5. Contra Signals (Triangles)
Contra signals are moments when the Wave and Signal lines cross in a direction opposite to the prevailing trend. Green triangles indicate bullish contrarian signals, while red triangles signify bearish contrarian signals.

How to Use Contra Signals
- Spot Potential Reversals: Contra signals are effective in spotting potential reversals when the trend is reaching an extreme.
- Countertrend Trades: Use these signals to enter trades in the opposite direction of the trend if market conditions support a reversal.
- Proceed with Caution: Contra signals indicate possible trend shifts but may require confirmation from other indicators.
Contra signals are riskier than standard signals since they go against the prevailing trend. Only use them when strong confirmation is present.
6. Strong Contra Signals (X Markers)
Strong Contra Signals are represented by X markers. They use the opposite-cross condition plus the EMA filter.
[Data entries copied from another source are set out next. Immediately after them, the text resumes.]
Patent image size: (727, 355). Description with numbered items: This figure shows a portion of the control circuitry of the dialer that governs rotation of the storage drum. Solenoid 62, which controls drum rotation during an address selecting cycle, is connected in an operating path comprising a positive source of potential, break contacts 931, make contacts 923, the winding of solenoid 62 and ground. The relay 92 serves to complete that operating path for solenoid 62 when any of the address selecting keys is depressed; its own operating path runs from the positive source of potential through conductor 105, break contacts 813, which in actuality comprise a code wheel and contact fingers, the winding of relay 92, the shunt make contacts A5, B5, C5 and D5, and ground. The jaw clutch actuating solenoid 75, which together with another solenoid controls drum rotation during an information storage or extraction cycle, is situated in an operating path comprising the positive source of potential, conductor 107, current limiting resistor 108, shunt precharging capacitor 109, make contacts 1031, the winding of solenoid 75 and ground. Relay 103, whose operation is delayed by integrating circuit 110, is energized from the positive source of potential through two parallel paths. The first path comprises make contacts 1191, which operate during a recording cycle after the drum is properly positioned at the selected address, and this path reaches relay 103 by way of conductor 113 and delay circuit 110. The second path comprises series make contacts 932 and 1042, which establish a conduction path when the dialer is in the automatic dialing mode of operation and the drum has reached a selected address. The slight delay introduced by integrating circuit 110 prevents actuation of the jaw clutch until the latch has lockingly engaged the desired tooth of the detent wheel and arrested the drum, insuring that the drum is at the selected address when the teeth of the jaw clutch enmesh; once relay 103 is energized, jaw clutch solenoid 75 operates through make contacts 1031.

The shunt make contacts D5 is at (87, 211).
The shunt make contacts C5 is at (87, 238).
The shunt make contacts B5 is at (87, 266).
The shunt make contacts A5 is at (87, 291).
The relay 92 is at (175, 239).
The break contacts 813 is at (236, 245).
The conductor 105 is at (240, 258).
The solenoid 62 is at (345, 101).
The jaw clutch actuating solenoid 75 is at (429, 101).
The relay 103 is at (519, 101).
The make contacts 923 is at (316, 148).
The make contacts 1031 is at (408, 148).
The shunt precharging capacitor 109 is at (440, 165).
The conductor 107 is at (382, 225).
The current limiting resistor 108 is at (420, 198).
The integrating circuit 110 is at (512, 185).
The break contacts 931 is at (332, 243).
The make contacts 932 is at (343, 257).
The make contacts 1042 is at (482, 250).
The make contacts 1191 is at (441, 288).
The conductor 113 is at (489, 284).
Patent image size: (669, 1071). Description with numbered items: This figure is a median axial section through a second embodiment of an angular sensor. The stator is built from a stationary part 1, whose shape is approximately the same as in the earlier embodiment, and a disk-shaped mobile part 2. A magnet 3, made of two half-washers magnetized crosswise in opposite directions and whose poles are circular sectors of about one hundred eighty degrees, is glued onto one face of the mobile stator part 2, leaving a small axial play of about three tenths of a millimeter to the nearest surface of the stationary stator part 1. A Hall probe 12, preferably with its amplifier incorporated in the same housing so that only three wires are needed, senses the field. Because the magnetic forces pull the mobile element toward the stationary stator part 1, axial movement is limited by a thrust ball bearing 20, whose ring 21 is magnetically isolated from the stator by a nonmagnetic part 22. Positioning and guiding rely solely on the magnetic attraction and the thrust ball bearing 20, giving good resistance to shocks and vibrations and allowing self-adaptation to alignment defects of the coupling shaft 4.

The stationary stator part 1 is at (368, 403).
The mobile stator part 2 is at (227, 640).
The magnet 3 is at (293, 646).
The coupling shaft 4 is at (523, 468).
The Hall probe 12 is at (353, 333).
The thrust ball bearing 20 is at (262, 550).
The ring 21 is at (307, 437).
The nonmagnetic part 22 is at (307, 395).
A green X is the bullish version and a red X is the bearish version.

How to Use Strong Contra Signals
- Inspect Possible Reversals: Use X markers to find opposite crosses that also agree with the EMA filter.
- Wait for Alignment: These signals are strongest when combined with other indicators or levels, like support/resistance.
- Check Follow-Through: Confirm the condition with market context and the candles that follow.
An X is more selective than the corresponding triangle, but it still needs a useful price location and follow-through.
Summary of Signal Types
- Bearish Signals: Mark weakening or bearish momentum conditions.
- Bullish Signals: Mark improving or bullish momentum conditions.
- Crossover Signals (Diamonds): Help identify trend shifts via Wave and MA crossovers.
- Overbought/Oversold Signals: Indicate market exhaustion zones, useful for reversal trades.
- Contra Signals (Triangles): Spot contrarian opportunities against the prevailing trend.
- Strong Contra Signals (X Markers): Opposite crosses that also pass the EMA filter.
Use the markers to organize what you see in the oscillator. Price structure and the behavior after the marker determine whether the condition becomes tradable.